Have You Read A Very Short Story Today? Part 5

In between pontificating on aspects of creativity, living a creative life, and putting edits on my novel or throwing words at my novella, I like to continue playing with the very short form of fiction.

Here is this week’s round up of twitfic. And yes, there are not one, but two, fart jokes (I’m so mature).

I.

“Every time you slam the door a fairy loses its wings,” her mother yelled. She leant against the door and waited for the wings to float down.

II.

Beneath the starry expanse she placed a mirror on the grass; a square of sky on the ground. “On Earth as it is in Heaven,” she intoned.

III.

“Check out this view of Earth!”

They crammed into the small viewing port.

“You called me over ’cause you farted?”

“Yep.”

“Arsehole.”

IV.

Cuddled on the couch the stench wafted up nostrils.

“Romance is dead,” she said, shifting away.

“I tend to think of it as foreplay,” he said.

V.

Putting a pen into the cassette’s cog he respooled the mangled tape.
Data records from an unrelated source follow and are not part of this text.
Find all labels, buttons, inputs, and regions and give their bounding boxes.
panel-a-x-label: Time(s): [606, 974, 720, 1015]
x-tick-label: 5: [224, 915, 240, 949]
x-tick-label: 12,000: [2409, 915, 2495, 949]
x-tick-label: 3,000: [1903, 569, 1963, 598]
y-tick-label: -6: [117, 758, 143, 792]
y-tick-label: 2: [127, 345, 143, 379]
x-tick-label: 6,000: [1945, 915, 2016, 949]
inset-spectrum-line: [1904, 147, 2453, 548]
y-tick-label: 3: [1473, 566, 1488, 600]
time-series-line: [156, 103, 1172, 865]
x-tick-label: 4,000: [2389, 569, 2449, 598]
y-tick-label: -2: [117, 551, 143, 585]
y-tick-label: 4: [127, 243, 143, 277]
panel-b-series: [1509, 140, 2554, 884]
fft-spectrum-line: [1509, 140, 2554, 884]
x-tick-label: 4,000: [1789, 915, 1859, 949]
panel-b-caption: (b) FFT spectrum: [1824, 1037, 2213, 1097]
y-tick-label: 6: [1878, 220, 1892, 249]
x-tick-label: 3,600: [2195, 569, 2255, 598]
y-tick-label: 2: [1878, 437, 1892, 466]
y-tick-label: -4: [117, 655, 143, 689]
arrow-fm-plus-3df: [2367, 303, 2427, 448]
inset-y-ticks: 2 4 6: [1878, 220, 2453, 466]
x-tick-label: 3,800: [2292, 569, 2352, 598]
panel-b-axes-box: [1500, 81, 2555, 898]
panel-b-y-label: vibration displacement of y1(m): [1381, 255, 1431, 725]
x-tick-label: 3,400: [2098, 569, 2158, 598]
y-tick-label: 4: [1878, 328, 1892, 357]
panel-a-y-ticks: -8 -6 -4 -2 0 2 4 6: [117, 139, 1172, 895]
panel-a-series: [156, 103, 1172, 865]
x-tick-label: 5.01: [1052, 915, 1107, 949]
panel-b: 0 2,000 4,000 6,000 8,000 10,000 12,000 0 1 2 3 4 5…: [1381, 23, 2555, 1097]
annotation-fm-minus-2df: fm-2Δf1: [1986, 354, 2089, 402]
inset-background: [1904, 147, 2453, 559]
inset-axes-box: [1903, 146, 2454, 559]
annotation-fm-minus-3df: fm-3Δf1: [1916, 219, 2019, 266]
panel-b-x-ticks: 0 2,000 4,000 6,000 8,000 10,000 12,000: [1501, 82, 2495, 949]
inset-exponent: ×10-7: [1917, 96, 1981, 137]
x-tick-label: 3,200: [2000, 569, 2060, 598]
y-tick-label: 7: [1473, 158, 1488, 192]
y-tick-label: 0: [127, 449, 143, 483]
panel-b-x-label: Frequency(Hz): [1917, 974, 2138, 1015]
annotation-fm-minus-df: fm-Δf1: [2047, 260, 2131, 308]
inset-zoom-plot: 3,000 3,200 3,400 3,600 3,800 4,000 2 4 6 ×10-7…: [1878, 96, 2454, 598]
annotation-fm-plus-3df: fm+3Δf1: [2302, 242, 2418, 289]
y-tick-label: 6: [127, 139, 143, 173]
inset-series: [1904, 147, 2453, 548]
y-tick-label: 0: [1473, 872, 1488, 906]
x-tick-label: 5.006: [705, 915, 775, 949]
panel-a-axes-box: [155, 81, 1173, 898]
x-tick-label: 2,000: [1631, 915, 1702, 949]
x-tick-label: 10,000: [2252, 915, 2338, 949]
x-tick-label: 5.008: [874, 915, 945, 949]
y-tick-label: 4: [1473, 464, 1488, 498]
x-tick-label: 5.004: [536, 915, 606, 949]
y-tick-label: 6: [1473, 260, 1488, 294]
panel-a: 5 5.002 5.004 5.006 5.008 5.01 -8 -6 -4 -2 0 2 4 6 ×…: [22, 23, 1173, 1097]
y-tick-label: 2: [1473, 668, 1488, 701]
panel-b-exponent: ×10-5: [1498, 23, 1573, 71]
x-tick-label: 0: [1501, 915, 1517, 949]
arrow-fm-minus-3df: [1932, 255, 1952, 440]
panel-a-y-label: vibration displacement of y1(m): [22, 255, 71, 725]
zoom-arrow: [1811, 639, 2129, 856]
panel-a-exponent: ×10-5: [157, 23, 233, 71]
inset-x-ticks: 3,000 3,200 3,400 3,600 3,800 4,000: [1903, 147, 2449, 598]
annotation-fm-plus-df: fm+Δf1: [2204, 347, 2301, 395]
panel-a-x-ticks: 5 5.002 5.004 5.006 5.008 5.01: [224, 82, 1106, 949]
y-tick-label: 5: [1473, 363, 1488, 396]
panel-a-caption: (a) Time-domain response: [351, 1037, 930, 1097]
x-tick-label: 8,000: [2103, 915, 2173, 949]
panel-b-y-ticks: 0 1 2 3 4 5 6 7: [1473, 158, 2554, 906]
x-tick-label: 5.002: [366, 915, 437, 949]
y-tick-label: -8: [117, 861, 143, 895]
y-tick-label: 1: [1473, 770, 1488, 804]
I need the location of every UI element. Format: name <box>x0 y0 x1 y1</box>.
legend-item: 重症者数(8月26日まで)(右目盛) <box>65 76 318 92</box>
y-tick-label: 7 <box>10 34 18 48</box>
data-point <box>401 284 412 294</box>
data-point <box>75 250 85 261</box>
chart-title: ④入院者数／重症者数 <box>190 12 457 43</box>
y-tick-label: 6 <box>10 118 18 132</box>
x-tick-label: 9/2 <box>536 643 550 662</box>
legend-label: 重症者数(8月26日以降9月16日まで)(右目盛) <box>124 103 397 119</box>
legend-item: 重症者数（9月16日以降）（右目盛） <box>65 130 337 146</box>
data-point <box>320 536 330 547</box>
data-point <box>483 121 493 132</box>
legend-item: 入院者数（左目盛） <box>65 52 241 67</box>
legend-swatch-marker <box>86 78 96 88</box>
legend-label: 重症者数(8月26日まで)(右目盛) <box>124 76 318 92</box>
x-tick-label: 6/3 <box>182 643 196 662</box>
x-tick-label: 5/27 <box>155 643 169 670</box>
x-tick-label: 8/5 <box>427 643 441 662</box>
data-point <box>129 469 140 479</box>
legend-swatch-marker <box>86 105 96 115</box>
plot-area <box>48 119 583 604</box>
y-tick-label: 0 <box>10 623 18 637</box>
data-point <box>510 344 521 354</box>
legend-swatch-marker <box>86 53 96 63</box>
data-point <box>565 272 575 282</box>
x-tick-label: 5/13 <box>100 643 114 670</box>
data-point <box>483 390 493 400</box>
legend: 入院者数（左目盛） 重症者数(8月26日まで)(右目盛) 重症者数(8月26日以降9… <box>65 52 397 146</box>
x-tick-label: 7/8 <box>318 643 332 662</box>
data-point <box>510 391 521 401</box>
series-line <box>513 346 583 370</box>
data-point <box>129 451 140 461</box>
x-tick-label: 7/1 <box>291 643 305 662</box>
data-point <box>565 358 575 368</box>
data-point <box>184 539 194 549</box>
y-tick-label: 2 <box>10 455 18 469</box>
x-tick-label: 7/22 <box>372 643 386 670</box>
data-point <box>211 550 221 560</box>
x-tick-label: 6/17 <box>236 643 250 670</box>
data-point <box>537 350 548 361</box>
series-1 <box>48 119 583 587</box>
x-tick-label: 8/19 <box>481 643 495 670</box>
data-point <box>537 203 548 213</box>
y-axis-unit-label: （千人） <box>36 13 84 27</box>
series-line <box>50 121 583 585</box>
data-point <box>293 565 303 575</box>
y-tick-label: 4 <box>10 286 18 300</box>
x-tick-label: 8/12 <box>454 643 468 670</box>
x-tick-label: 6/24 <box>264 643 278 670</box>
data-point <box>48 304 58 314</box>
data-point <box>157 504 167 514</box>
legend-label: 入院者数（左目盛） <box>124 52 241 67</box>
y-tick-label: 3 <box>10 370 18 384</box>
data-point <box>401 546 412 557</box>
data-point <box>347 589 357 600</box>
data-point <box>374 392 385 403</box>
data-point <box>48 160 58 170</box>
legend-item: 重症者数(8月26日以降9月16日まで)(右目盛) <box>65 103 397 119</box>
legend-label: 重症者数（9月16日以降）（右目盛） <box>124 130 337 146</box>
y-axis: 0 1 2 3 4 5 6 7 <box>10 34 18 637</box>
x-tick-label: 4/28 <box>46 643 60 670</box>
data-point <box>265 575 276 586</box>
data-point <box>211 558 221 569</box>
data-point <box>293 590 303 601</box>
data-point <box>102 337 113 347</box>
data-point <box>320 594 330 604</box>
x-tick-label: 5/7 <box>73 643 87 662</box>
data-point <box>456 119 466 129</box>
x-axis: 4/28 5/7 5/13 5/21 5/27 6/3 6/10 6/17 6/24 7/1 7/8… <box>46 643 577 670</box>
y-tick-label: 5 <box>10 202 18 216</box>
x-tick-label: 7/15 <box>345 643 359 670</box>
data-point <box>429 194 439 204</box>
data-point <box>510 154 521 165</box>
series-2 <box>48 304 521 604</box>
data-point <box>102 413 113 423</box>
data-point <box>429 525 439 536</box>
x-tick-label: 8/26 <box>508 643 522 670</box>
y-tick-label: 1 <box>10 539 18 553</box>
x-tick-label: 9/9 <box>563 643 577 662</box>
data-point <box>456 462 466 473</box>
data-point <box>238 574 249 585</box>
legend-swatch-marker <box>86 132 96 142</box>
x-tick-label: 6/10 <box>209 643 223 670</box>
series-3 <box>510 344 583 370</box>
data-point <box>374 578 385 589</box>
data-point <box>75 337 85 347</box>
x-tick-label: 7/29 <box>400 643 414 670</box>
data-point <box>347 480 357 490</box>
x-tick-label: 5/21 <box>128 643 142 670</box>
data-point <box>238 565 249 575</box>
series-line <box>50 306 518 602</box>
He wanted to hear her voice one more time before it was erased.

VI.

The day her hair began falling out she pruned the roses; denuding it to a thorned stem and waited for the first hint of regrowth.

VII.

He selected his favourite brown paper bag containing photos, Lego pieces, textas and a marble.

“I am the collector of broken things.”

VIII.

He collected the sacred writings from public toilet walls and began to preach, “Today is the bidet of salvation.”

IX.

“We are all competent liars,” she said. “The truth lies in the one you believe in.” She leaned in and sealed her lips to his.